El Estado español utiliza el sistema de pensiones no contributivas para garantizar un ingreso básico a las amas de casa que no disponen de pensión propia.

La medida ahora confirmada apunta precisamente a ese colectivo: personas que trabajaron toda su vida en el hogar, que tuvieron escasos o nulos ingresos propios y que, por tanto, cuentan con una protección mínima en la vejez.

¿Qué es una pensión no contributiva en España?

La pensión no contributiva es una prestación mínima del Estado destinada a personas de avanzada edad o con discapacidad que no han cotizado suficientemente en el sistema de la Seguridad Social.
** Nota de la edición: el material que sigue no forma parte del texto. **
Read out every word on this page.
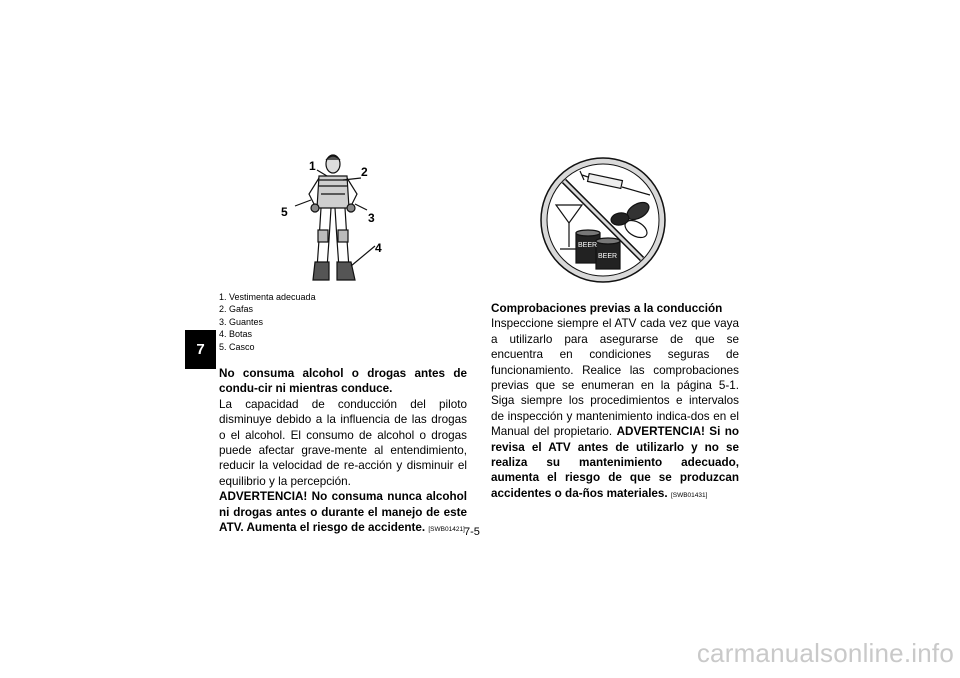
7
1	2
3
4
5
1. Vestimenta adecuada
2. Gafas
3. Guantes
4. Botas
5. Casco

No consuma alcohol o drogas antes de condu-cir ni mientras conduce.

La capacidad de conducción del piloto disminuye debido a la influencia de las drogas o el alcohol. El consumo de alcohol o drogas puede afectar grave-mente al entendimiento, reducir la velocidad de re-acción y disminuir el equilibrio y la percepción.

ADVERTENCIA! No consuma nunca alcohol ni drogas antes o durante el manejo de este ATV. Aumenta el riesgo de accidente. [SWB01421]

BEER
BEER

Comprobaciones previas a la conducción

Inspeccione siempre el ATV cada vez que vaya a utilizarlo para asegurarse de que se encuentra en condiciones seguras de funcionamiento. Realice las comprobaciones previas que se enumeran en la página 5-1. Siga siempre los procedimientos e intervalos de inspección y mantenimiento indica-dos en el Manual del propietario. ADVERTENCIA! Si no revisa el ATV antes de utilizarlo y no se realiza su mantenimiento adecuado, aumenta el riesgo de que se produzcan accidentes o da-ños materiales. [SWB01431]

7-5
carmanualsonline.info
Su objetivo es evitar que las personas mayores queden completamente sin ingresos.

Para 2024, la cuantía anual estándar se sitúa en 7.250,60 euros brutos, distribuidos en 14 pagos de 517,90 euros al mes. En España es habitual el abono en 14 mensualidades, con una paga extraordinaria en verano y otra en Navidad.

El importe puede variar según la situación familiar y los ingresos propios del solicitante. Quien tenga algún ingreso parcial o conviva con varias personas puede recibir una cantidad ajustada. Se trata, por tanto, de una red de protección calculada caso por caso, no de una cifra uniforme para todos.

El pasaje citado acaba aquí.